(1) In any action against a licensed physician, health care provider or health care practitioner for injuries or wrongful death arising out of the course of medical, surgical or other professional services where expert testimony is otherwise required by law, the complaint shall be accompanied by a certificate executed by the attorney for the plaintiff declaring that:
(a) The attorney has reviewed the facts of the case and has consulted with at least one (1) expert qualified pursuant to the Mississippi Rules of Civil Procedure and the Mississippi Rules of Evidence who is qualified to give expert testimony as to standard of care or negligence and who the attorney reasonably believes is knowledgeable in the relevant issues involved in the particular action, and that the attorney has concluded on the basis of such review and consultation that there is a reasonable basis for the commencement of such action; or
(b) The attorney was unable to obtain the consultation required by paragraph (a) of this subsection because a limitation of time established by Section 15-1-36 would bar the action and that the consultation could not reasonably be obtained before such time expired. A certificate executed pursuant to this paragraph (b) shall be supplemented by a certificate of consultation pursuant to paragraph (a) or (c) within sixty (60) days after service of the complaint or the suit shall be dismissed; or
(c) The attorney was unable to obtain the consultation required by paragraph (a) of this subsection because the attorney had made at least three (3) separate good faith attempts with three (3) different experts to obtain a consultation and that none of those contacted would agree to a consultation.

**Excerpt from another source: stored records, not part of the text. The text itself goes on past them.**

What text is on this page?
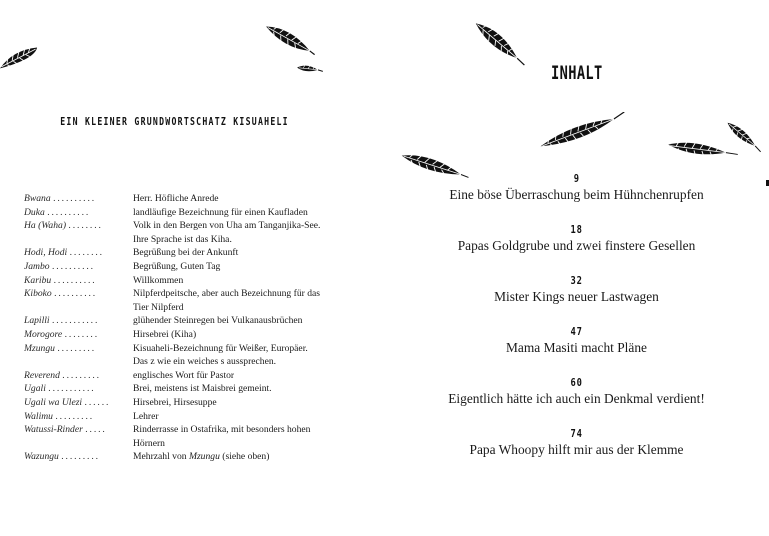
EIN KLEINER GRUNDWORTSCHATZ KISUAHELI
Bwana ..........	Herr. Höfliche Anrede
Duka ..........	landläufige Bezeichnung für einen Kaufladen
Ha (Waha) ........	Volk in den Bergen von Uha am Tanganjika-See.
Ihre Sprache ist das Kiha.
Hodi, Hodi ........	Begrüßung bei der Ankunft
Jambo ..........	Begrüßung, Guten Tag
Karibu ..........	Willkommen
Kiboko ..........	Nilpferdpeitsche, aber auch Bezeichnung für das
Tier Nilpferd
Lapilli ...........	glühender Steinregen bei Vulkanausbrüchen
Morogore ........	Hirsebrei (Kiha)
Mzungu .........	Kisuaheli-Bezeichnung für Weißer, Europäer.
Das z wie ein weiches s aussprechen.
Reverend .........	englisches Wort für Pastor
Ugali ...........	Brei, meistens ist Maisbrei gemeint.
Ugali wa Ulezi ......	Hirsebrei, Hirsesuppe
Walimu .........	Lehrer
Watussi-Rinder .....	Rinderrasse in Ostafrika, mit besonders hohen
Hörnern
Wazungu .........	Mehrzahl von Mzungu (siehe oben)
INHALT
9
Eine böse Überraschung beim Hühnchenrupfen
18
Papas Goldgrube und zwei finstere Gesellen
32
Mister Kings neuer Lastwagen
47
Mama Masiti macht Pläne
60
Eigentlich hätte ich auch ein Denkmal verdient!
74
Papa Whoopy hilft mir aus der Klemme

(2) Where a certificate is required pursuant to this section only, a single certificate is required for an action, even if more than one (1) defendant has been named in the complaint or is subsequently named.
(3) A certificate under subsection (1) of this section is not required where the attorney intends to rely solely on either the doctrine of “res ipsa loquitur” or “informed consent.” In such cases, the complaint shall be accompanied by a certificate executed by the attorney declaring that the attorney is solely relying on such doctrine and, for that reason, is not filing a certificate under subsection (1) of this section.
(4) If a request by the plaintiff for the records of the plaintiff's medical treatment by the defendants has been made and the records have not been produced, the plaintiff shall not be required to file the certificate required by this section until ninety (90) days after the records have been produced.
(5) For purposes of this section, an attorney who submits a certificate of consultation shall not be required to disclose the identity of the consulted or the contents of the consultation; provided, however, that when the attorney makes a claim under paragraph (c) of subsection (1) of this section that he was unable to obtain the required consultation with an expert, the court, upon the request of a defendant made prior to compliance by the plaintiff with the provisions of this section, may require the attorney to divulge to the court, in camera and without any disclosure by the court to any other party, the names of physicians refusing such consultation.
(6) The provisions of this section shall not apply to a plaintiff who is not represented by an attorney.
(7) The plaintiff, in lieu of serving a certificate required by this section, may provide the defendant or defendants with expert information in the form required by the Mississippi Rules of Civil Procedure. Nothing in this section requires the disclosure of any “consulting” or nontrial expert, except as expressly stated herein.